Protagonista della vicenda un sedicenne di origine sudamericana. Poco prima di mezzanotte la polizia e i soccorritori sono intervenuti in zona Duomo, chiamati da alcuni passanti che segnalavano la presenza di un ragazzo ubriaco che stava molestando le persone. Il primo pensiero è stato quello per le condizioni fisiche del giovane, che è stato caricato sull’ambulanza della Croce Oro per portarlo al Santo Stefano. Solo che durante il viaggio il ragazzo ha dato in escandescenza, non voleva essere portato all’ospedale ma voleva essere lasciato libero di andarsene, e per ribadire il concetto, ha colpito con un paio di schiaffi il volontario che si trovava più vicino, un volontario poco più grande di lui. «Un ragazzo di 25 anni – spiega il presidente della Croce Oro – che fa il volontario da tanti anni. Fortunatamente non ha avuto conseguenze, oggi (ieri per chi legge ndr) era di nuovo in servizio, è rimasto un sconvolto, non tanto il dolore provocato da quei due schiaffi, quanto piuttosto per la situazione, quella di trovarsi prima davanti un ragazzo così giovane ubriaco, e poi per essere stato colpito da una persona che stava cercando di aiutare, una cosa che non gli era mai successa prima. È una vicenda triste, da qualunque parte la si guardi». Alla fine comunque i soccorritori sono riusciti a bloccare il giovane e a portarlo al pronto soccorso e, per loro, la vicenda si era chiusa lì. Al momento non ci sarebbe la volontà dell’associazione di denunciare il ragazzo nella consapevolezza della situazione articolare.

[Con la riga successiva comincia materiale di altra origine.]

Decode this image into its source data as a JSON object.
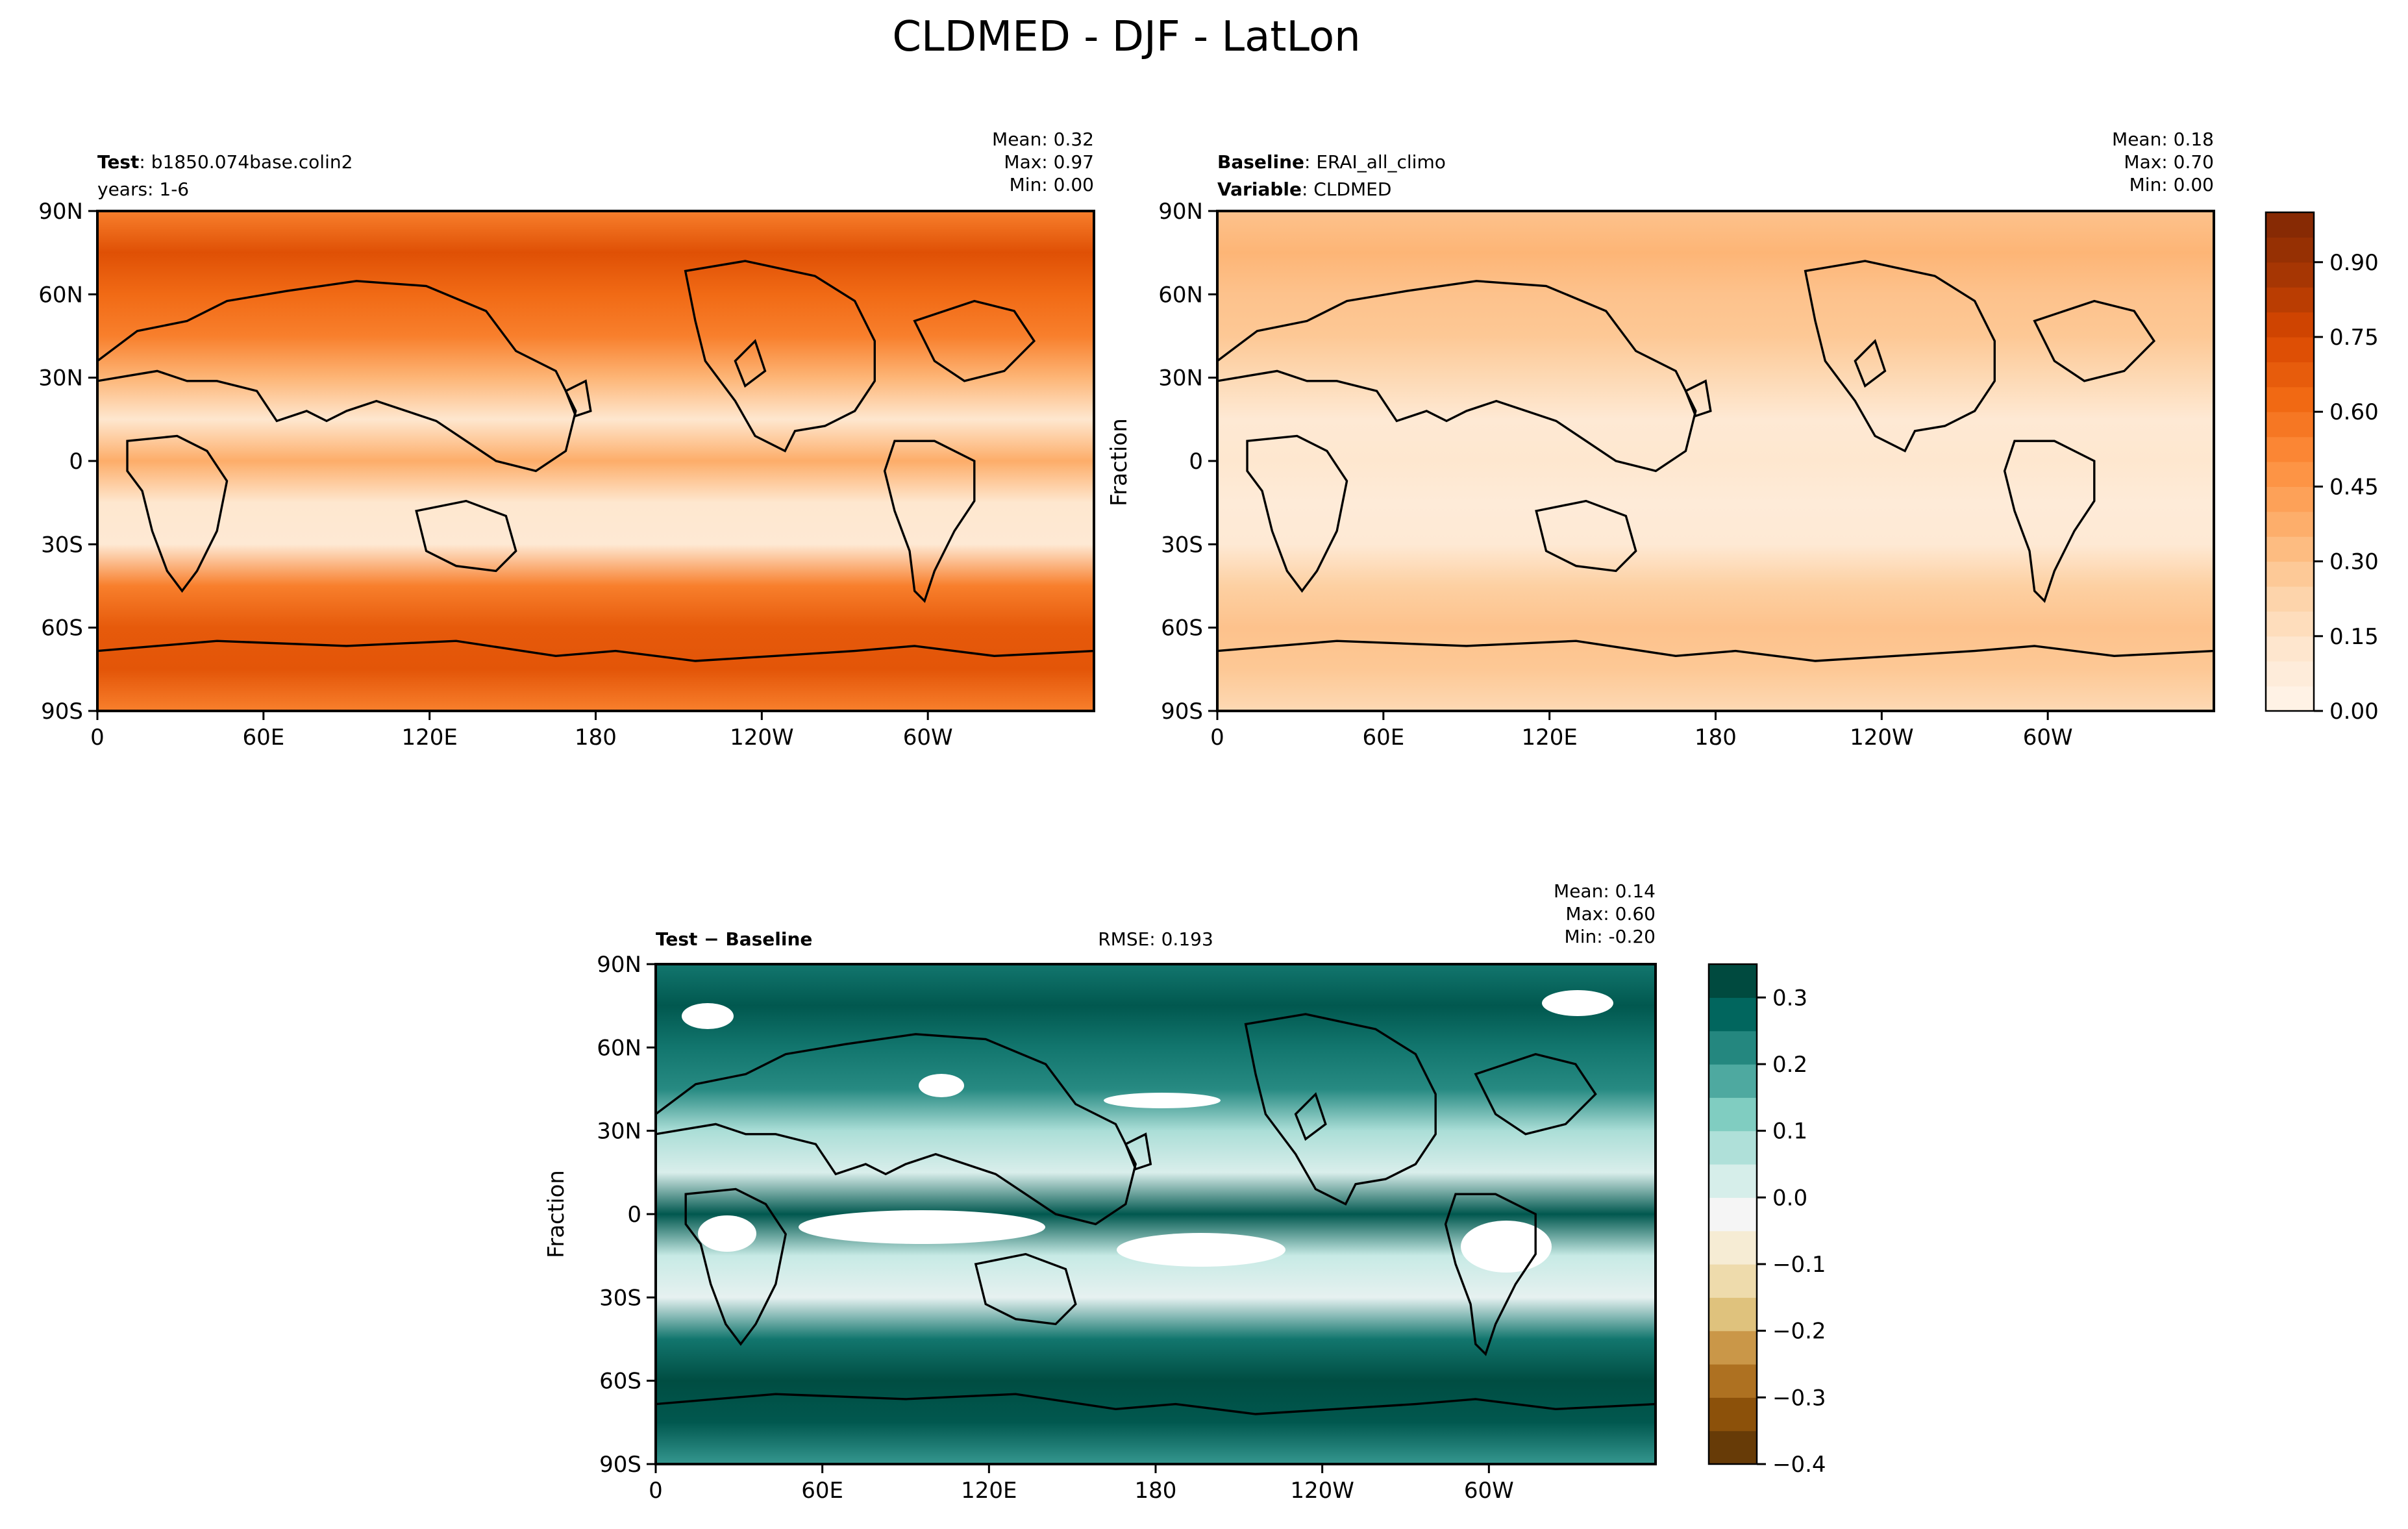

Ma se per i volontari la vicenda si era chiusa, e destinata a restare solo un brutto ricordo, la notte agitata del giovane non era affatto finita. Dopo alcuno ore il giovane è tornato a casa, ma, ben lungi dal calmarsi, questa volta ha rivolto il suo atteggiamento aggressivo verso la madre. Il giovane avrebbe pesantemente minacciato la donna, la quale, spaventata, ha chiamato il 112.

Quando sul posto sono arrivati i carabinieri hanno trovato il ragazzo che, impugnando un coltello, stava continuando a minacciare la mamma. A quel punto i militari hanno arrestato il giovane, portandolo in un centro per minori, in modo da allontanarlo dalla madre per la sicurezza della donna.